In a daze Joe raised the wounded man’s leg, desperately attempting to maintain pressure on his gory wound.
“Down! Down!” The Marine screamed above the bedlam all around them on the main deck. He had looped what looked like a length of insulated two-core electrical wiring around the young officer’s thigh and was tightening the improvised tourniquet using a small monkey wrench, turning it smoothly, oblivious to the chaos.
Joe was lifted unceremoniously to his feet; another Royal Marine tossed away his bloody jacket and pressed a thick white dressing over the wounded officer’s blood-soaked thigh. A strong hand took the dockyard electrician’s elbow as he started to retch uncontrollably. It had all happened too quickly. He could have sprinted for cover beneath Corradino heights, instead, some contrary impulse had made him step onboard the destroyer. It was like a dream; the shells throwing up massive columns of water that fell back onto the ship drenching everything and everybody, bowling men over literally like skittles. He had blacked out after he hit the torpedo tube mount, albeit momentarily. He had seen the officer bleeding on the deck, reacted, ignored the shells bracketing the ship as she dug her stern into the waters of the Grand Harbour and dashed for the open sea.

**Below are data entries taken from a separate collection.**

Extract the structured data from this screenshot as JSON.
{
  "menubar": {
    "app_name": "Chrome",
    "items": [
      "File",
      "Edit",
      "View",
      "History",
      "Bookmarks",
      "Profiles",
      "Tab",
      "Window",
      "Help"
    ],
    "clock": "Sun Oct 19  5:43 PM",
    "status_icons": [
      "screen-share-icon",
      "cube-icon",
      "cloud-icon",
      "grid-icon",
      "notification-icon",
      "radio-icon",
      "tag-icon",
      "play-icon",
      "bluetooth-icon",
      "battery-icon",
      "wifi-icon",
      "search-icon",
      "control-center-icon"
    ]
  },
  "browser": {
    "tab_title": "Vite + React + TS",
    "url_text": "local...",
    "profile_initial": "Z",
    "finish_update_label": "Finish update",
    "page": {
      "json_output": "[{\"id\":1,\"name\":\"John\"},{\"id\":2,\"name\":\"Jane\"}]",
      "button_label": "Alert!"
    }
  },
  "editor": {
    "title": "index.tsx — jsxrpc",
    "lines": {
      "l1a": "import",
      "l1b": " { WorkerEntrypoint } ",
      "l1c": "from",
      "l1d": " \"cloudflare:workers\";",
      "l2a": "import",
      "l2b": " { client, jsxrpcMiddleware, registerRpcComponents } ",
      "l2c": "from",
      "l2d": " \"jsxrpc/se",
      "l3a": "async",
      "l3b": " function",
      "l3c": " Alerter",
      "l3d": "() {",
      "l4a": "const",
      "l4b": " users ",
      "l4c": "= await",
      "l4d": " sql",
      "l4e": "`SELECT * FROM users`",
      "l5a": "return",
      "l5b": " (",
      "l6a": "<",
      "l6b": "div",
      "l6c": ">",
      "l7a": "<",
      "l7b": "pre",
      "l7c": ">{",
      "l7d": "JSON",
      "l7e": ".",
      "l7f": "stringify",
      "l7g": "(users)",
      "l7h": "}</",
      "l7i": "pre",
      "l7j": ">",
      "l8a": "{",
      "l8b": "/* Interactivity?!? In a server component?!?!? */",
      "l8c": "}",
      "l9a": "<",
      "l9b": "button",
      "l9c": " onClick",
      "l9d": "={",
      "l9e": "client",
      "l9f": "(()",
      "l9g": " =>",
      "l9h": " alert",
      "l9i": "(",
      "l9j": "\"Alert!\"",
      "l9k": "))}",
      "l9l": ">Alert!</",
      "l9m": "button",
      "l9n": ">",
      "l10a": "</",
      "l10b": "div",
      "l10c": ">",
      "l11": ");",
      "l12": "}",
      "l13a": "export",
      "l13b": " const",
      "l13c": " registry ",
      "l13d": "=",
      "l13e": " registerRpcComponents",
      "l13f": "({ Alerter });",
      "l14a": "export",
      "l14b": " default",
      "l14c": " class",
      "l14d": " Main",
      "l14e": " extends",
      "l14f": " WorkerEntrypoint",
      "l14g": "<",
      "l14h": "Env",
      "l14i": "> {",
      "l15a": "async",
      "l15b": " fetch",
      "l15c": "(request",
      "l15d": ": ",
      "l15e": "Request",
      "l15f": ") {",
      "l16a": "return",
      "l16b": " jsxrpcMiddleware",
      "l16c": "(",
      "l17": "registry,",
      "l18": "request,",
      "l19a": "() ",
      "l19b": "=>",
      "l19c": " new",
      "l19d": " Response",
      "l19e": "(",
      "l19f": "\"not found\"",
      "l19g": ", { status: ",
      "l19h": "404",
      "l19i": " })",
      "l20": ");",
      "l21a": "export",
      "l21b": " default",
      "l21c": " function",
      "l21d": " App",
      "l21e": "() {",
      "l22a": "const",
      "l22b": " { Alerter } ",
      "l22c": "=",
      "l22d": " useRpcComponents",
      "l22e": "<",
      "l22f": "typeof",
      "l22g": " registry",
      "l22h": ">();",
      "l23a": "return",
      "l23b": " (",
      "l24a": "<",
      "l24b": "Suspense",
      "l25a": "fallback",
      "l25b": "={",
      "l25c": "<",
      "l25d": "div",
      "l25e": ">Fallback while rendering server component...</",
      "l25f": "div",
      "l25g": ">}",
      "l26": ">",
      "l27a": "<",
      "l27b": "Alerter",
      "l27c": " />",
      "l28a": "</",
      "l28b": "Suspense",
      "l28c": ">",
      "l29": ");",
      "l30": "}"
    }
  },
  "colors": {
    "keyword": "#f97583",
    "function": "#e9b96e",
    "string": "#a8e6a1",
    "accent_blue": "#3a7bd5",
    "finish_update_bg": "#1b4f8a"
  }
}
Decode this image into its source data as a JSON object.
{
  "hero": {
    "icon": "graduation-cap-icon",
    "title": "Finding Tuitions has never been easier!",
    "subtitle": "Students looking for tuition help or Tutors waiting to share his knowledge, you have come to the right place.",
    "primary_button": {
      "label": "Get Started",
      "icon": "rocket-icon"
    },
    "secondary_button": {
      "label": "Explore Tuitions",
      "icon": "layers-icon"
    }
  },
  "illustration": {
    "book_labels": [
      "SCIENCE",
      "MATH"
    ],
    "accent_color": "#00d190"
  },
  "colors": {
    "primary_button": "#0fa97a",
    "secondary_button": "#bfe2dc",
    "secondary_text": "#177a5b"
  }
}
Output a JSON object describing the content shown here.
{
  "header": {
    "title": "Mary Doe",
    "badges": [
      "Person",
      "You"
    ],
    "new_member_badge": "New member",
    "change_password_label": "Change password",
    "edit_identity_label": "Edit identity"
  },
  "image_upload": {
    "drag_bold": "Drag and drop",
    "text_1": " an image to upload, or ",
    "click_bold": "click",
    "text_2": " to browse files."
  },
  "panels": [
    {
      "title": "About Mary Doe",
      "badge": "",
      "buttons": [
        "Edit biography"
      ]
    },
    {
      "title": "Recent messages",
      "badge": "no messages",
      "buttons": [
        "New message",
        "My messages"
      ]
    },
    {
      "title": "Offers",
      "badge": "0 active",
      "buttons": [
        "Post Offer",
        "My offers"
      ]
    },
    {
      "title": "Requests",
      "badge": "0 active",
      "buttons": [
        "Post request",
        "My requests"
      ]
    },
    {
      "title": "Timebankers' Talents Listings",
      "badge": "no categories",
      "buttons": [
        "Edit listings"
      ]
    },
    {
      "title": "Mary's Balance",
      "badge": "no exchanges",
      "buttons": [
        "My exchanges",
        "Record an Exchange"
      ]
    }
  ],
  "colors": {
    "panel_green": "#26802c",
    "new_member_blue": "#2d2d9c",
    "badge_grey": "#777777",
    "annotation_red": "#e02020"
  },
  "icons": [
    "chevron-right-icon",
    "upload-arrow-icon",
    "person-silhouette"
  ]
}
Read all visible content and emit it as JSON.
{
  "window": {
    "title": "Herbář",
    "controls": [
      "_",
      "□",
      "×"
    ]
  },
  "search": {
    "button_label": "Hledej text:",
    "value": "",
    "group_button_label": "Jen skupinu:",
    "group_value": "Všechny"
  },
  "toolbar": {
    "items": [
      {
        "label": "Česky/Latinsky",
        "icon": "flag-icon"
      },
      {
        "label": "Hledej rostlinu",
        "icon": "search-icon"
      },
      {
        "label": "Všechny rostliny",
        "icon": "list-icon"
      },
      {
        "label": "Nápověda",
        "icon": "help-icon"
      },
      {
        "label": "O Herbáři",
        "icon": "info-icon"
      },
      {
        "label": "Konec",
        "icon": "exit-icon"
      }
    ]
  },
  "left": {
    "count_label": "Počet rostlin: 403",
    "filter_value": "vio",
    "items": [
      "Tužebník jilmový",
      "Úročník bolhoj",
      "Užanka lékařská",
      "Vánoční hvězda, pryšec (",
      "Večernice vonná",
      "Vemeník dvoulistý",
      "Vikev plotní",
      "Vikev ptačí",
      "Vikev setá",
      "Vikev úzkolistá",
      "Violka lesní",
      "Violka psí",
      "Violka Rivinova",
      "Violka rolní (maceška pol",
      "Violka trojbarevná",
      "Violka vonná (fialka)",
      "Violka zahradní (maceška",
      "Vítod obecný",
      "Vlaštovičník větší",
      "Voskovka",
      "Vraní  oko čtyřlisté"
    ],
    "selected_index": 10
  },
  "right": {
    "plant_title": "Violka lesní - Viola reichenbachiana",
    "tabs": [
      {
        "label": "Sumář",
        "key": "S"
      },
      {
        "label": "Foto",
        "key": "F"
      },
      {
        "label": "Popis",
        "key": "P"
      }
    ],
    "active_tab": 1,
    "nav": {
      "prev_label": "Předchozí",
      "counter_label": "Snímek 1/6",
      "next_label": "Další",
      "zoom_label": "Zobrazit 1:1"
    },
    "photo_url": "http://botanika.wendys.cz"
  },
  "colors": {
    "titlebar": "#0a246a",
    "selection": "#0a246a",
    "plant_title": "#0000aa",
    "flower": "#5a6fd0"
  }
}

The main battery fired again.
“Don’t I know you?” Demanded the grinning, red-headed and bearded man in a blood-spattered Petty Officer’s uniform who was peering into Joe’s face. The bearded man was holding Joe upright with thick, teak-like arms that vaguely reminded the young Maltese dockyard electrician of something he remembered from Popeye the Sailor cartoons...
Joe’s head cleared, his ears unclogged.
“Joseph Calleja,” he blurted guiltily.
“Jesus!” The other man exclaime
d, his grin freezing on his lips. “The Skipper’s frigging brother-in-law! This just gets worse!”
Actually, even as he said it, Petty Officer Jack Griffin knew full well that he was guilty of a gross exaggeration. There was very little scope remaining for the current situation to get ‘worse’. Beneath his feet there were men struggling to light off Talavera’s second boiler and out to sea – a lot closer than was remotely healthy – were several big ships with very big guns trying very hard to kill him.
“Damn it!” Said the youthful figure who materialised out of the spray at the troubled Petty Officer’s side.
“The civilian is the Captain’s brother-in-law, sir,” Jack Griffin reported to Lieutenant-Commander Miles Weiss, HMS Talavera’s newly promoted Executive Officer.
The newcomer frowned at Griffin.
He quirked a welcoming grin at Joe Calleja.
“I know that!” He grunted. “More to the point,” he frowned again, watching two Royal Marines and a medical orderly gently carrying the stricken officer whom Joe had been tending below. “Now that the Torpedo Officer is incapacitated is there anybody onboard who knows how to fire these bloody things?” He demanded, gesturing with disgust at the quadruple torpedo tube mount. “And we have to do something about this bloody fish sticking out of Tube Number Four!”
“Er,” Jack Griffin began uncertainly. “I, er...”
Joe Calleja coughed.
“I trained on these mounts as an apprentice, Mr Weiss,” he claimed diffidently. A little more confidently he added: “Once the torpedo is in the tube it is simply a matter of pointing the tubes over the side, starting the motors, that’s done on the circuit board over there,” he pointed at the side of the tubes where the mount’s operator sat. “By connecting up the impellor charge ignition, and,” he shrugged, “there’s a small bang, compressed air is injected into the tube and the torpedo goes out of the other end.”
Miles Weiss did not think it could possibly be that straightforward. However, given that the torpedo officer was badly wounded and most of the other men in his ‘Torpedo Division’ were dead, on their way to the sick bay or wandering around in a state of near catatonic shock, he was going to have to take Joe Calleja’s word for it.